Bank brokerages are realizing improved profit margins this year and are also selling investment products to bigger slices of their customer bases, according to a study released last week by the Consumer Bankers Association.

Profit margins for bank retail securities sales improved to 31% for the first quarter of 1996, up from 21% for the same period the year before, according to the study conducted by Kenneth Kehrer Associates.

"Despite all the bad-mouthing we've heard, banks are doing a really good job getting good margins out of the business," said Kenneth H. Kehrer, president of the Princeton, N.J., research firm.

The study also showed that banks are making inroads in selling to their depositors.

In the first quarter of 1996, the surveyed banks had annualized gross revenue from investment product sales of $1,005 for each million dollars in bank deposits. That was up 7% from the last quarter of 1995 and 48% from a year earlier.

Both findings underscore the growing importance of the nontraditional business to retail-oriented banks.

When investment product profits margins are compared to deposit base, the gains are the most apparent, Mr. Kehrer said. Annualized net income from consumer investment rose to $238 per million of retail deposits during the first quarter of 1996, up from $81 per million during the same period the year before.

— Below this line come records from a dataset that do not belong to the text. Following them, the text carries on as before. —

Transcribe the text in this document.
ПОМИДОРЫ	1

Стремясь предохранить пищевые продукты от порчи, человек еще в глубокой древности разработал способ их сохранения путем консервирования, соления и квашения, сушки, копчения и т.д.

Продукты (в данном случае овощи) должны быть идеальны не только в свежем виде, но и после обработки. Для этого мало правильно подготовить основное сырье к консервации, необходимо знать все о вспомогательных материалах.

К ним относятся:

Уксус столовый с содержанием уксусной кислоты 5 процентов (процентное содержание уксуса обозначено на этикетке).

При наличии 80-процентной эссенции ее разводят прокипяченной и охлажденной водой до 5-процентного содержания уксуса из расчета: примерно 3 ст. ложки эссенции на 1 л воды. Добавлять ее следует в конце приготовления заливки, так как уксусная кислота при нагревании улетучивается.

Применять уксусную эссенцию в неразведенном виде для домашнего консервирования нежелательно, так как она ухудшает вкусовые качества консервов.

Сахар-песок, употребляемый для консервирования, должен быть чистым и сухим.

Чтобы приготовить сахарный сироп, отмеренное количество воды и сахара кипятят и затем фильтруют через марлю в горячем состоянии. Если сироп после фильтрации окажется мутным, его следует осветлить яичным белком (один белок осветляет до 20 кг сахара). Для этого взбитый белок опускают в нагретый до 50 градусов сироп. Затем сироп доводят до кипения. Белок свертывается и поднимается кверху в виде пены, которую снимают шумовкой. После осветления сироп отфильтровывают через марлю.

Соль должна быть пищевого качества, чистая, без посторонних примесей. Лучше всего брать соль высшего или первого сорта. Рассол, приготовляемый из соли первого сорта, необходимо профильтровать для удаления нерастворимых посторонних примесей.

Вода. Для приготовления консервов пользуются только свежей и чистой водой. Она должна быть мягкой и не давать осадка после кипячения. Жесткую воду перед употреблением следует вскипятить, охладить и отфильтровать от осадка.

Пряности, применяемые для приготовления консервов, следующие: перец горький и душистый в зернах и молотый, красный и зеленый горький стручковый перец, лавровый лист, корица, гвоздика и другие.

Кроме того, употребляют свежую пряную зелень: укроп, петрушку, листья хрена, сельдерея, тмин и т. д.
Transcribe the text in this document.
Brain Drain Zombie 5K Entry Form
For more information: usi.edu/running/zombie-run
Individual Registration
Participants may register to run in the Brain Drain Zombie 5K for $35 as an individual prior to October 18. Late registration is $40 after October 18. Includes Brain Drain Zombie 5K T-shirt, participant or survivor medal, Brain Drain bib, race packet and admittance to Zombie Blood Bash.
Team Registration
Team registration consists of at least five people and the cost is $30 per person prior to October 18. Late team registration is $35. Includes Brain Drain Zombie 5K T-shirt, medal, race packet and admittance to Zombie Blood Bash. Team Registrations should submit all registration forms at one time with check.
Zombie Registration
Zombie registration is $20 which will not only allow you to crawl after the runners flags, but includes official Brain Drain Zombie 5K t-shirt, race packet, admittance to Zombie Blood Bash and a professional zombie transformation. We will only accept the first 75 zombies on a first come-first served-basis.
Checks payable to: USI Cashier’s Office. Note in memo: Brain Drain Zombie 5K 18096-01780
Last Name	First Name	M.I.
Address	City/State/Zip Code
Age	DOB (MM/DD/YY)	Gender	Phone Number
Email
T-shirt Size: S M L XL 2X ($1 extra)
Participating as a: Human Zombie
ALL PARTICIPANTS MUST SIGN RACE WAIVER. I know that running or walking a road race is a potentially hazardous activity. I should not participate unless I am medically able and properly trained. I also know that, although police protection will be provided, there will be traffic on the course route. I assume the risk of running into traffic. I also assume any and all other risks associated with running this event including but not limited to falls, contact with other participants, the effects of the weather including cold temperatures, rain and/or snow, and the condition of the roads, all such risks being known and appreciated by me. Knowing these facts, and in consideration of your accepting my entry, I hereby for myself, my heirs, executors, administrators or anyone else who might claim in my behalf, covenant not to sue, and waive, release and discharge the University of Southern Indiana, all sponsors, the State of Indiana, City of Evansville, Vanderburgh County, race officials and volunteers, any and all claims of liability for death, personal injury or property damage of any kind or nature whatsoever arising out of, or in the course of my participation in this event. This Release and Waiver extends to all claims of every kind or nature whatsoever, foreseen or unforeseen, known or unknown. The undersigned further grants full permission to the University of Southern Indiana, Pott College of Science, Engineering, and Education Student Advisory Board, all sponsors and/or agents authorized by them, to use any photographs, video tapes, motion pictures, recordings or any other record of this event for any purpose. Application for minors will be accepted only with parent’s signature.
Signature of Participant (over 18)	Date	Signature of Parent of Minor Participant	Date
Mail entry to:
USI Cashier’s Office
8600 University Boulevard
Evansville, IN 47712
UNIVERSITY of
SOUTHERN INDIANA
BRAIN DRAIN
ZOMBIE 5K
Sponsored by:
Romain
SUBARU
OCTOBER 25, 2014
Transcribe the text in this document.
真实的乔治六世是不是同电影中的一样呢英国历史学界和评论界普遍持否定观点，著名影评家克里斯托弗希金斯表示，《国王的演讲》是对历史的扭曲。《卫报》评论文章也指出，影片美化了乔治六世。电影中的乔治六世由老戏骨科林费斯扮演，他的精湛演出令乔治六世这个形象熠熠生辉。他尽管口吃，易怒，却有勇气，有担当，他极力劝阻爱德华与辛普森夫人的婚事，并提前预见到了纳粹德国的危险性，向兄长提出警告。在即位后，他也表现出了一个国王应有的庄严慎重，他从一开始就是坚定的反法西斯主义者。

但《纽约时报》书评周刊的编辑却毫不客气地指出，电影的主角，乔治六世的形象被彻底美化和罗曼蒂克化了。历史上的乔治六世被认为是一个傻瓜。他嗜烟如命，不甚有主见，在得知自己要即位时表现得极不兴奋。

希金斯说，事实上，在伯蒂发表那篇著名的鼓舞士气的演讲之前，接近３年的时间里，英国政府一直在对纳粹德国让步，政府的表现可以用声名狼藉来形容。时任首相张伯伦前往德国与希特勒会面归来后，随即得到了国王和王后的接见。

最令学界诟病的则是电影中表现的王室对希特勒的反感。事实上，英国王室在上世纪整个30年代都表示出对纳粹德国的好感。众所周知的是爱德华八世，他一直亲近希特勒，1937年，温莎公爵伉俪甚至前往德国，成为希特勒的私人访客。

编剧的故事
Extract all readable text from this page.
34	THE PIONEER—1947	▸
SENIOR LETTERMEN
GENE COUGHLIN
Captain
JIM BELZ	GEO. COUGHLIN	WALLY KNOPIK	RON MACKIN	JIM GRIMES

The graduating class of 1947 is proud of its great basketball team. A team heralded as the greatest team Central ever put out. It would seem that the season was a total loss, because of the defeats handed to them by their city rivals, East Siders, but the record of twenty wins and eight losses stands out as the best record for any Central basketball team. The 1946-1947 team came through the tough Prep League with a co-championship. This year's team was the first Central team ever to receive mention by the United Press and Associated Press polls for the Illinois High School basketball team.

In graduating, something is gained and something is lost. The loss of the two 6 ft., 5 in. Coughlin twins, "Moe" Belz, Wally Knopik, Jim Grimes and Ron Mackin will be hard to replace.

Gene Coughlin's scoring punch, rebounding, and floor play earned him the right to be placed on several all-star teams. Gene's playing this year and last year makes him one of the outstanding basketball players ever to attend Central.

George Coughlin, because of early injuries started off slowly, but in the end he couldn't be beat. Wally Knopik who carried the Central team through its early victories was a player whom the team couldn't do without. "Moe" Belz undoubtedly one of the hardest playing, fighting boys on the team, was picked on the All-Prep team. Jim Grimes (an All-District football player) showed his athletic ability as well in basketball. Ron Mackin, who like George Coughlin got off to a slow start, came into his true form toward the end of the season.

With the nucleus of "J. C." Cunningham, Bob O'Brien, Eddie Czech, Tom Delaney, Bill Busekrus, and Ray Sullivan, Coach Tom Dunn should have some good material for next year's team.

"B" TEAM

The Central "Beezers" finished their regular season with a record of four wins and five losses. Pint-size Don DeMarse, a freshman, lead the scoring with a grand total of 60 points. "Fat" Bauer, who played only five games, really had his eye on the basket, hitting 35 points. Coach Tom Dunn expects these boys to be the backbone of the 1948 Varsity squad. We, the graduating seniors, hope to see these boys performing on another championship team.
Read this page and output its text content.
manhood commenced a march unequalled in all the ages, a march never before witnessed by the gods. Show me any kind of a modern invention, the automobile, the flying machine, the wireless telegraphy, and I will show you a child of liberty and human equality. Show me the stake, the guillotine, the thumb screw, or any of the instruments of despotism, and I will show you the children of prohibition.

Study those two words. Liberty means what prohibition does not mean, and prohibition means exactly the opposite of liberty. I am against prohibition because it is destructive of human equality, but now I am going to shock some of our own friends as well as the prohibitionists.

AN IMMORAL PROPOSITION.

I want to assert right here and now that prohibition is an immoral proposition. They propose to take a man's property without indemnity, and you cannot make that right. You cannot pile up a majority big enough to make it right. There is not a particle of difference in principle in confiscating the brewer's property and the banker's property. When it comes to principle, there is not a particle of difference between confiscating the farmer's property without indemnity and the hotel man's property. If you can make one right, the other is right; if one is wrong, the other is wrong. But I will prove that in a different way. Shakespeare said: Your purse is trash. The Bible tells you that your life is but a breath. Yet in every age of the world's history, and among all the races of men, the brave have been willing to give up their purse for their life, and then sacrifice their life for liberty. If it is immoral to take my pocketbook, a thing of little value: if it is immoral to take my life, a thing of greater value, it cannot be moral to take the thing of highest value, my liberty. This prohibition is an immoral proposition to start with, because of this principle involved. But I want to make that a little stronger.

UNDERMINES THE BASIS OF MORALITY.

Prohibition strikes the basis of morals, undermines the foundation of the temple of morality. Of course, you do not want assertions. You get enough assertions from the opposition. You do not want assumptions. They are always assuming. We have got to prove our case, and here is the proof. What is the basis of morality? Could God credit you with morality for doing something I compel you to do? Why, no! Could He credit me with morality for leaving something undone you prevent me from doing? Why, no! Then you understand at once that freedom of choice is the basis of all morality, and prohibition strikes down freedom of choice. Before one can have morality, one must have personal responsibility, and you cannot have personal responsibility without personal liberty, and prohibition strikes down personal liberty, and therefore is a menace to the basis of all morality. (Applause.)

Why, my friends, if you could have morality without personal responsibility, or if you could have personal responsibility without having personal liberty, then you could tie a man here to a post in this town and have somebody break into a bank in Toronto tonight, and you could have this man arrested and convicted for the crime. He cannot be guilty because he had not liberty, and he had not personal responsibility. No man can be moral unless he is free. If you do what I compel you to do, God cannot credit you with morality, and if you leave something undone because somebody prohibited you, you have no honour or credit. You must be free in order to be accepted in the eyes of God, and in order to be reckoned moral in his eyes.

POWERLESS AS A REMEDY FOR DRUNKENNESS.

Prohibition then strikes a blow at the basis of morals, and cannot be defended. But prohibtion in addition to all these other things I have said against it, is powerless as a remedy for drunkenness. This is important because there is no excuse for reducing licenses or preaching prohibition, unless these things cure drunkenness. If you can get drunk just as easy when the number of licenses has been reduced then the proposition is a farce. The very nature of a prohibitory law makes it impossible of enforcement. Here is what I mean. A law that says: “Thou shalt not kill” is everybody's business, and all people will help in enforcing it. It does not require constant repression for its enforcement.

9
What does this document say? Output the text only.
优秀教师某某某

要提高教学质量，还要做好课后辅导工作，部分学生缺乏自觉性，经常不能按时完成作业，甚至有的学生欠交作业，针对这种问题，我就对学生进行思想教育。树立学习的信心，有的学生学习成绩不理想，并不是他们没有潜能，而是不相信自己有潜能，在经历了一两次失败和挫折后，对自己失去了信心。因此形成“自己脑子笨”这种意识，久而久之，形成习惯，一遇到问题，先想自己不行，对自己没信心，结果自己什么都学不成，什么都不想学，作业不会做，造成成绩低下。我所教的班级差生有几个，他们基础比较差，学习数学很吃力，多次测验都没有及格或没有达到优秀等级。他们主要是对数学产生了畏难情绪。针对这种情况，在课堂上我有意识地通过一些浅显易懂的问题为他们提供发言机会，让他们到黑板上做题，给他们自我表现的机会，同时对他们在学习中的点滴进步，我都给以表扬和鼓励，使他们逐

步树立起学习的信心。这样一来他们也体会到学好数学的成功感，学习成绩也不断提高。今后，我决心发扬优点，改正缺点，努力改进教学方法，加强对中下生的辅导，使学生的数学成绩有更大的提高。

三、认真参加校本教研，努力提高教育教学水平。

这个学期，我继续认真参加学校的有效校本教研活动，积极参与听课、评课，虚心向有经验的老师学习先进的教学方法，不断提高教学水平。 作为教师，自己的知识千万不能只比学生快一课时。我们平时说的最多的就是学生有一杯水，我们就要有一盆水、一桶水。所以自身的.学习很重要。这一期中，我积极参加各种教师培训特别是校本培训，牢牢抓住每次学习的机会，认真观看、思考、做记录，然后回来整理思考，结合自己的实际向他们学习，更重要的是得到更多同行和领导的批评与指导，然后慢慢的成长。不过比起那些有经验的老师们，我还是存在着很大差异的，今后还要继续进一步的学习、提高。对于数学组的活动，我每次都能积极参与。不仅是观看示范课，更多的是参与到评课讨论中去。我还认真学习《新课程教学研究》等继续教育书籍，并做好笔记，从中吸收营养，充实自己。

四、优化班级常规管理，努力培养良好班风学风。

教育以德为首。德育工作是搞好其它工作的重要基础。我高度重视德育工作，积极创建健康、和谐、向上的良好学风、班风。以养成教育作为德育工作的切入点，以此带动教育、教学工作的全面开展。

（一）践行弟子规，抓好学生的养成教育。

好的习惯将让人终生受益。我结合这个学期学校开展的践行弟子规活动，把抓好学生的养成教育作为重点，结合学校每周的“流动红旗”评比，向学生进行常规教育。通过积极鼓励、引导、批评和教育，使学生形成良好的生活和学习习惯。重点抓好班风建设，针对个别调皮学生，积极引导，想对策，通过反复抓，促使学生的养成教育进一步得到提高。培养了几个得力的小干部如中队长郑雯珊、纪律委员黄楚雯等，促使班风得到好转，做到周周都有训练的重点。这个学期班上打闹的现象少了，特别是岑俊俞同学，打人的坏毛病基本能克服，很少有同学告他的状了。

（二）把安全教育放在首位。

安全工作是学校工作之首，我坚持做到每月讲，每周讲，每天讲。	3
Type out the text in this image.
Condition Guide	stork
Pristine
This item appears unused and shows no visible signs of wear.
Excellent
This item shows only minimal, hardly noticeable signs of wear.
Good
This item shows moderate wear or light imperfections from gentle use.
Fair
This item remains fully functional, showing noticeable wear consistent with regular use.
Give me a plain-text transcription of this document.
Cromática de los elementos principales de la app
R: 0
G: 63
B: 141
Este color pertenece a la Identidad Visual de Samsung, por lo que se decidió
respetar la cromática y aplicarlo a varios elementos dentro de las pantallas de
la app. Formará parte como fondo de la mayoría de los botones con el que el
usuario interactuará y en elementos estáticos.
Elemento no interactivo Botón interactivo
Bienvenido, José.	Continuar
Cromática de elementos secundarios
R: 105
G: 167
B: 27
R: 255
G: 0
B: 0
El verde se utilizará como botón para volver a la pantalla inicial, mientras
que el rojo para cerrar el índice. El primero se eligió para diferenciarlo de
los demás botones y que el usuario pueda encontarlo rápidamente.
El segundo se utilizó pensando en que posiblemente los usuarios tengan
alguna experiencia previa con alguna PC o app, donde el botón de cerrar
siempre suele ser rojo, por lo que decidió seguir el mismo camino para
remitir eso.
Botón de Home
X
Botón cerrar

In the CBA study, based on questionnaires completed by 25 banks, profit margins were calculated before including corporate overhead, which would tend to overstate the good news for banks.

Even when overhead is added in, several bank brokerage chiefs said, banks would have greater significant cost advantages over their nonbank rivals.

Banks' traditional focus on packaged securities products, such as mutual funds and annuities, almost guarantees better profits per transaction, they said.

"Organizations that have limited programs will have a higher profit margin than a full-service firm," said Joel Calvo, president of PNC Brokerage Corp., Pittsburgh. Mr. Calvo said his own brokerage's margins were consistent with the study's findings, even though about half of its transactions are not packaged products.

And banks have to spend less money prospecting for investment products business.

"It stands to reason that bank brokerages would run at a better margin," said Jeffrey Rigsby, brokerage chief at Cal Fed Bancorp, Los Angeles. When it comes to finding customers, he said, we've got a "a better acquisition cost from the get-go."